- If you are getting less than 80% playable clarinet or saxophone reeds from the boxes you are currently buying, buy different ones.
- Be realistic about strengths. If you are only getting 2-3 good reeds out of a box, you aren’t just being “choosy.” You are probably playing on reeds that are too resistant, and those 2-3 are the softer ones. Let go of the nonsensical old myth that better players play stiffer reeds. If you are getting less than 80% “good” reeds from a box, try moving down (or, in rarer cases, up) a half strength.
- Update your shopping list. There are many, many available reed options! Clarinet and saxophone players used to be stuck with the few brands available at nearby music stores.
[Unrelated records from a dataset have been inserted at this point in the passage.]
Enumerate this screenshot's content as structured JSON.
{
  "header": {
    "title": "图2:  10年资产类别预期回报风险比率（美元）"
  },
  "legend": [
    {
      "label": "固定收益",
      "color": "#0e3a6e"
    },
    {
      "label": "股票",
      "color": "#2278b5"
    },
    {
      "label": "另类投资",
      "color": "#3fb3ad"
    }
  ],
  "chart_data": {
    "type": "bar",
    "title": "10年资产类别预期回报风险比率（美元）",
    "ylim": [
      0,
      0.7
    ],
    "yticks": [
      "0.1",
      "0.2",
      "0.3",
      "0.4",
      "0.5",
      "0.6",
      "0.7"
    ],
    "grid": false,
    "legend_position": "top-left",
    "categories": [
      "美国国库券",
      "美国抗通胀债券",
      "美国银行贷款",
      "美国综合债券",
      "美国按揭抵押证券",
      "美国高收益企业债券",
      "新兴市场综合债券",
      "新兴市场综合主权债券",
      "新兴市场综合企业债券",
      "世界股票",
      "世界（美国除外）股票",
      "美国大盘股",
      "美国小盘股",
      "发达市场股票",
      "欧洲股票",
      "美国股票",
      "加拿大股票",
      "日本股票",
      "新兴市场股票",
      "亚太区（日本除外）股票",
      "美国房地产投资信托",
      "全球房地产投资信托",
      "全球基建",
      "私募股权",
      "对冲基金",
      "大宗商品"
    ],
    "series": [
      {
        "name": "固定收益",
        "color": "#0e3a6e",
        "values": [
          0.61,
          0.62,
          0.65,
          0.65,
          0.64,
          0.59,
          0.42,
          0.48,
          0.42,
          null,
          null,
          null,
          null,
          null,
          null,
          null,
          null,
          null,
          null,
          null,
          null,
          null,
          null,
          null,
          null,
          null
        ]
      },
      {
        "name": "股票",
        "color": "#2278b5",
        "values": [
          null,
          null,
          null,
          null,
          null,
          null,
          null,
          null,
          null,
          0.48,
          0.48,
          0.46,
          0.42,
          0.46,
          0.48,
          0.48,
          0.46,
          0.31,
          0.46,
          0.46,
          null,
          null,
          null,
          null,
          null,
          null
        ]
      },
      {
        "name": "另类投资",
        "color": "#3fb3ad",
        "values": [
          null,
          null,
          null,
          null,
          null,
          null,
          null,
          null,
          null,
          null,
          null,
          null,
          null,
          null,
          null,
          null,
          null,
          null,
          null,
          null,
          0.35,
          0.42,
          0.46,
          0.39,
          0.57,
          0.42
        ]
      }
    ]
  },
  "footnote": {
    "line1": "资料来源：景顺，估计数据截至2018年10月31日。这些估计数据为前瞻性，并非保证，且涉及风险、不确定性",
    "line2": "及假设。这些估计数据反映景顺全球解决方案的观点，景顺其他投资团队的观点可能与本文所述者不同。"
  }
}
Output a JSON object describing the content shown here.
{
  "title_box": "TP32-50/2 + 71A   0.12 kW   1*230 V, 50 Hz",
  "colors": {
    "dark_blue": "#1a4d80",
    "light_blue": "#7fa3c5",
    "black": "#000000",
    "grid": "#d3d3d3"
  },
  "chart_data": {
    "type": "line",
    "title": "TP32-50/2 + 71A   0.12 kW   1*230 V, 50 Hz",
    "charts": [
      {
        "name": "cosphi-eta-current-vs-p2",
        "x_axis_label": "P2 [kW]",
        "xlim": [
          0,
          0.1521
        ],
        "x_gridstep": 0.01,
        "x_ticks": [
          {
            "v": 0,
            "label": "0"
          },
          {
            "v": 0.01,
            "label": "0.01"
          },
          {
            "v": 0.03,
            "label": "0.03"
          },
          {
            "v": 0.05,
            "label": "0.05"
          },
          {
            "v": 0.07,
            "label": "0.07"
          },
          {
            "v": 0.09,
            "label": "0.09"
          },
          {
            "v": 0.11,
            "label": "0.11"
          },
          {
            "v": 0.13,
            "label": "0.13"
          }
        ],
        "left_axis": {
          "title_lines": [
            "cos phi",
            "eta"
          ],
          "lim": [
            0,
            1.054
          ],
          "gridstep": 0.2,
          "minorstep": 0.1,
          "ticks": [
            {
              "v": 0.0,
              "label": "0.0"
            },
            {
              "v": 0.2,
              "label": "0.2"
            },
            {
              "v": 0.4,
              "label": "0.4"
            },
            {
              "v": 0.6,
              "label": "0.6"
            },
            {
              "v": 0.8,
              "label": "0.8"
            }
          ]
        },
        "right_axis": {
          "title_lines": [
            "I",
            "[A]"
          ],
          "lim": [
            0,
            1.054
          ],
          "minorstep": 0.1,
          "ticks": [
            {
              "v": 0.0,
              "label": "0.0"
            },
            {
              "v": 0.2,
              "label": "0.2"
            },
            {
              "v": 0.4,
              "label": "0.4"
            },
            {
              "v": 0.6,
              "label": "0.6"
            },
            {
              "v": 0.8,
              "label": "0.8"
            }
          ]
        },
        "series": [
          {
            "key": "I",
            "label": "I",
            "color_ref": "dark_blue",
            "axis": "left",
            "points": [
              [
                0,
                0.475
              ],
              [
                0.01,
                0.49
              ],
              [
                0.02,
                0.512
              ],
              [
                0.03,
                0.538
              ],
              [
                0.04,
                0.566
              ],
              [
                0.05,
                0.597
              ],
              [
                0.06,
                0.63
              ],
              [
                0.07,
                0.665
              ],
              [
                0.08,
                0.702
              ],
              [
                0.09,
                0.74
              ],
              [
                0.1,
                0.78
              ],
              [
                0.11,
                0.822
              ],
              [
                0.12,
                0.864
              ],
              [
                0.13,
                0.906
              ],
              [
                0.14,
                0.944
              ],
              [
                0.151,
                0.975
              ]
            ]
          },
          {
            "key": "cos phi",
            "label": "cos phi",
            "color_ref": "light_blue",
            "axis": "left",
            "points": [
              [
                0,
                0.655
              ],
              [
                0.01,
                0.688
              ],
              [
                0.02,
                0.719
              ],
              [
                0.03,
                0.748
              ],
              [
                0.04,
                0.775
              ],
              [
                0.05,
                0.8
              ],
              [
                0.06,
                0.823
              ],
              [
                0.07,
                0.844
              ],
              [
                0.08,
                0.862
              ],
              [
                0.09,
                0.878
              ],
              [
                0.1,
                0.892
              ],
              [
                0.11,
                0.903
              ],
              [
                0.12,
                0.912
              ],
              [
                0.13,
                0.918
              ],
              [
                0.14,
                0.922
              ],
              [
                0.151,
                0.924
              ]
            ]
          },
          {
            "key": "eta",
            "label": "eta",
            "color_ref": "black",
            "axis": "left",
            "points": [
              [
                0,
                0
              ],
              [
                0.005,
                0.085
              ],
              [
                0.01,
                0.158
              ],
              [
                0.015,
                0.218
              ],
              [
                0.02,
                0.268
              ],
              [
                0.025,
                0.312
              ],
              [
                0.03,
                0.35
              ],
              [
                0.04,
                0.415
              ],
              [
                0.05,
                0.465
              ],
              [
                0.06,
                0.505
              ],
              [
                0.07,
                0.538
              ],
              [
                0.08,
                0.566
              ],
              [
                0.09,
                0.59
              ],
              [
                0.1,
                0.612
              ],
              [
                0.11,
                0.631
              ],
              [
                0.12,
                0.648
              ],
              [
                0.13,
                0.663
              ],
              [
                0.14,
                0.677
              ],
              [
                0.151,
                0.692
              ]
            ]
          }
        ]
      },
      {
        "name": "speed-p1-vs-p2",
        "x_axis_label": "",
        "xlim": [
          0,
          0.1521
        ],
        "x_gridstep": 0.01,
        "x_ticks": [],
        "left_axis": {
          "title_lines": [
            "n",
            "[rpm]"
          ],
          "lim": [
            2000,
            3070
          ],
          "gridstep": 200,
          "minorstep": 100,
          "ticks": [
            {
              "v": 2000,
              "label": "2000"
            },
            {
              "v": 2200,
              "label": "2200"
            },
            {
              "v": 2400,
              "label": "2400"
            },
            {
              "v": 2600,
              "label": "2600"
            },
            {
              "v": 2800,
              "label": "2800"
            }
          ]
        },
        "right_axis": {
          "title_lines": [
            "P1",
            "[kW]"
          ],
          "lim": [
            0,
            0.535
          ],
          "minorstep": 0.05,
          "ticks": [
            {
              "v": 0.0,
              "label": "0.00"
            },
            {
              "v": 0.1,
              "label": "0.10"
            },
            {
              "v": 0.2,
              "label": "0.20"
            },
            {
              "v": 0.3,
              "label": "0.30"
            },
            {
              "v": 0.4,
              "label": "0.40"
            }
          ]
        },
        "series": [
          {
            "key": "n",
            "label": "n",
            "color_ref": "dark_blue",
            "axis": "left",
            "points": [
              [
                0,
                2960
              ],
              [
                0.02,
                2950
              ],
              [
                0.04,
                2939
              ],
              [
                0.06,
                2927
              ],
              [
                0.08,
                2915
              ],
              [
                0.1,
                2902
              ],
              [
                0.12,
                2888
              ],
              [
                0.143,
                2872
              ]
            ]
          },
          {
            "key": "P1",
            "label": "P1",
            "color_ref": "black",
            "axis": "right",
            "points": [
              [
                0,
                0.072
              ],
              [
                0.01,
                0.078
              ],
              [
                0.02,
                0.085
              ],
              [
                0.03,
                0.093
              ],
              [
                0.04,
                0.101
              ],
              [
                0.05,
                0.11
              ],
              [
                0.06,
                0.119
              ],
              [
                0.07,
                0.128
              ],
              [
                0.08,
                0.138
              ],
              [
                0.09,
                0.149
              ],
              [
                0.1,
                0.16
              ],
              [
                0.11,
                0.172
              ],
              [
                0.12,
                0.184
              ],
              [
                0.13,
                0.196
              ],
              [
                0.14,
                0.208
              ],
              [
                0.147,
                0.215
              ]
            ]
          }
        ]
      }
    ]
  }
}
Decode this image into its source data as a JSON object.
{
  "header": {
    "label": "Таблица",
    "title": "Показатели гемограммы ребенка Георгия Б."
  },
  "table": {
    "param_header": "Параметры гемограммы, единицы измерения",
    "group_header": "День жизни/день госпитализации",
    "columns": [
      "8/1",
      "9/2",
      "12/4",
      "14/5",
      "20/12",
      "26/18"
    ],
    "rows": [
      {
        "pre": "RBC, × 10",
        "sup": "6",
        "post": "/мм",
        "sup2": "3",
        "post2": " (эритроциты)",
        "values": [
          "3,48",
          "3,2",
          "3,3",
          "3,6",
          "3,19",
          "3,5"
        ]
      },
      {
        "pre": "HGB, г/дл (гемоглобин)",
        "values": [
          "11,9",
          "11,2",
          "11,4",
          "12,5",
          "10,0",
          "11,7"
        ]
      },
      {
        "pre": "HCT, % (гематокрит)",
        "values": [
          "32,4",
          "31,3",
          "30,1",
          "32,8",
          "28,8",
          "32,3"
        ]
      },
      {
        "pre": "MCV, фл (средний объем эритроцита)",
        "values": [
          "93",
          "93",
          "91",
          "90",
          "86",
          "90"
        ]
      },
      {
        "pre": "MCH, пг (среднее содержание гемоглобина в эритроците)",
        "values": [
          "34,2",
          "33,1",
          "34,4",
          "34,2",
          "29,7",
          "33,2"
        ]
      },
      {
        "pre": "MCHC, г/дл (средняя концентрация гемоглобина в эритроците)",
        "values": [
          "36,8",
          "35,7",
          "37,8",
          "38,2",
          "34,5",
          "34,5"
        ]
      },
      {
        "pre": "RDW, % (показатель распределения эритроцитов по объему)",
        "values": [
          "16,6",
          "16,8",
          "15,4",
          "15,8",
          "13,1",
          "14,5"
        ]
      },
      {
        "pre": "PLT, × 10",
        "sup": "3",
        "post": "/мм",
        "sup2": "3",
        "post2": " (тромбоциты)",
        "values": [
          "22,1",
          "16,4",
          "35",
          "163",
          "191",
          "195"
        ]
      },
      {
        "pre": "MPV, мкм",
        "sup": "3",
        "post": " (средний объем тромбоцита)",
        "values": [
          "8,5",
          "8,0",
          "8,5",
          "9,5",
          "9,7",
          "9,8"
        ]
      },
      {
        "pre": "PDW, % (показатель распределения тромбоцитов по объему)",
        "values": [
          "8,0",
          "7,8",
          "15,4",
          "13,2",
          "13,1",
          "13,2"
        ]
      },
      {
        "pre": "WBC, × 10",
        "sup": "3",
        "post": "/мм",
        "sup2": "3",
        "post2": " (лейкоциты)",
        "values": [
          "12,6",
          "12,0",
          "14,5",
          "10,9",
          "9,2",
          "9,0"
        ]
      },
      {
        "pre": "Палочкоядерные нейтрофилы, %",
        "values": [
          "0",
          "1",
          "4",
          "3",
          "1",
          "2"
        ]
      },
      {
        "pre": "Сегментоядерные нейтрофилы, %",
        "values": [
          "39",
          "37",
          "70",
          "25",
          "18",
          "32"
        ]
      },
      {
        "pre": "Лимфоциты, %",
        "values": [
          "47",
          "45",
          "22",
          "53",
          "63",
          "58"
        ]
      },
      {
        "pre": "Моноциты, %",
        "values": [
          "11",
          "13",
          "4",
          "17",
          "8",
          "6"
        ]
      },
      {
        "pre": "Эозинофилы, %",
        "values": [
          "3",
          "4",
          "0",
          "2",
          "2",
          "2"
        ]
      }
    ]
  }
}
Now there are more brands, shipped anywhere in the world, probably for cheaper than buying at your local store. Don’t let a misplaced sense of brand loyalty or tradition keep you putting good money into bad reeds.
- Skip the sandpaper, mostly. If you are buying reeds that actually work for you, you won’t have to do more than a few minutes’ worth of adjustment over the reed’s useful lifetime. The available variety of cuts and profiles is staggering. And modern reed companies can shape reed vamps with very good consistency and accuracy.
A brand that genuinely makes clarinet or saxophone reeds with less than 80% success doesn’t deserve your repeat business. But there’s a strong chance you have simply mismatched the reeds to your mouthpiece and playing requirements. Keep searching!